Many rare diseases have an underlying genetic component, and are often the result of a single missing or defective gene.

Professor Bobby Gaspar is an expert in paediatrics and immunology at Great Ormond Street Hospital and the UCL Institute of Child Health. When not treating patients, Gaspar develops gene and cell therapies to treat rare diseases of the immune system — diseases such as severe combined immunodeficiency (SCID), where babies are born without functioning white blood cells and, if left untreated, are unable to fight even common infections. These babies are unlikely to survive longer than a year.


Correcting diseases with bone marrow gene therapy


“Where the patient’s white blood cells don’t work or develop properly and are causing severe immune deficiencies, we take a sample of bone marrow (full of stem cells) and introduce a working copy of the defective gene into these cells before returning them – now gene-corrected – to the patient.

This means their cells now have the right information to grow an immune system that allows their bodies to fight infections properly,” says Gaspar. This process is involved in treating diseases like SCID.

Since the human genome was mapped more than 20 years, ago, developments in gene and cell therapy have been closely researched and are delivering “very promising” results.

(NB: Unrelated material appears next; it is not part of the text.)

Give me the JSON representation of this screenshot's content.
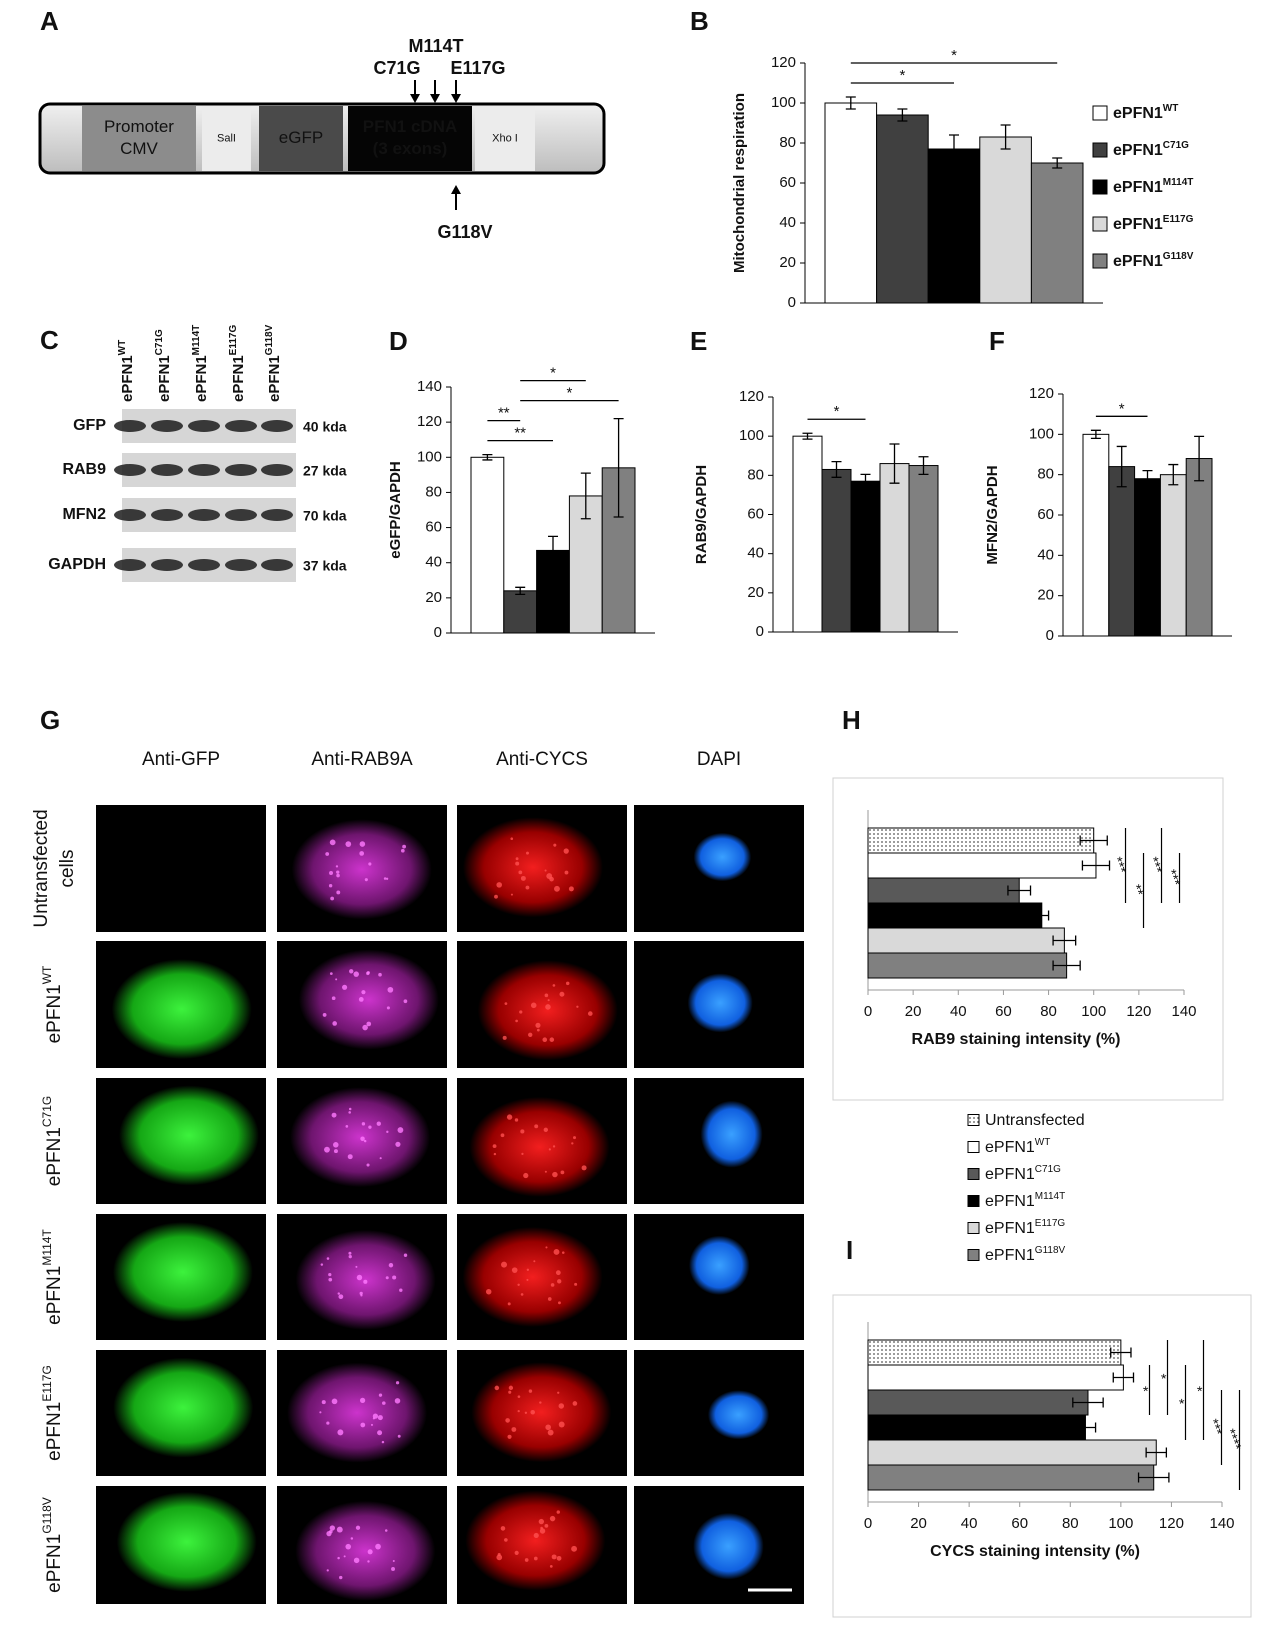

Treatment for these rare disorders is currently only accessible at a few specialist hospitals, mainly in Europe and the United States, but now, treatments are being made more widely accessible.

“Many rare diseases have limited treatment options but by correcting a patient’s condition using their own cells, we’re able to treat them far more safely than by using the current alternative treatments," he says.


Cancer patients could benefit from rare diseases treatments


Over the next five years, Gaspar predicts that more gene therapy will be developed for a wider variety of rare diseases, including rare cancers, as well as more common conditions like sickle cell anaemia.

As gene therapy becomes more common, patients will be able to access treatment without long — and sometimes arduous — journeys to specialist centres. “Changing treatment pathways will mean that, rather than patients having to travel, cells can be taken and transported to a manufacturing site where gene modification of the bone marrow cells can take place,” says Gaspar. Once modified, cells can be transported back to the local facility and re-introduced to the patient.

One such specialist treatment centre scheduled to open at the end of 2018 is the Zayed Centre for Research into Rare Disease in Children, based at Great Ormand Street Hospital in London. As well as a clinical outpatient department, it will also include a large gene and cell therapy facility as well as research laboratories focused on identifying the genetic basis of a wide variety of rare diseases.

“It means effective treatment will be made available to children on a global basis,” says Gaspar.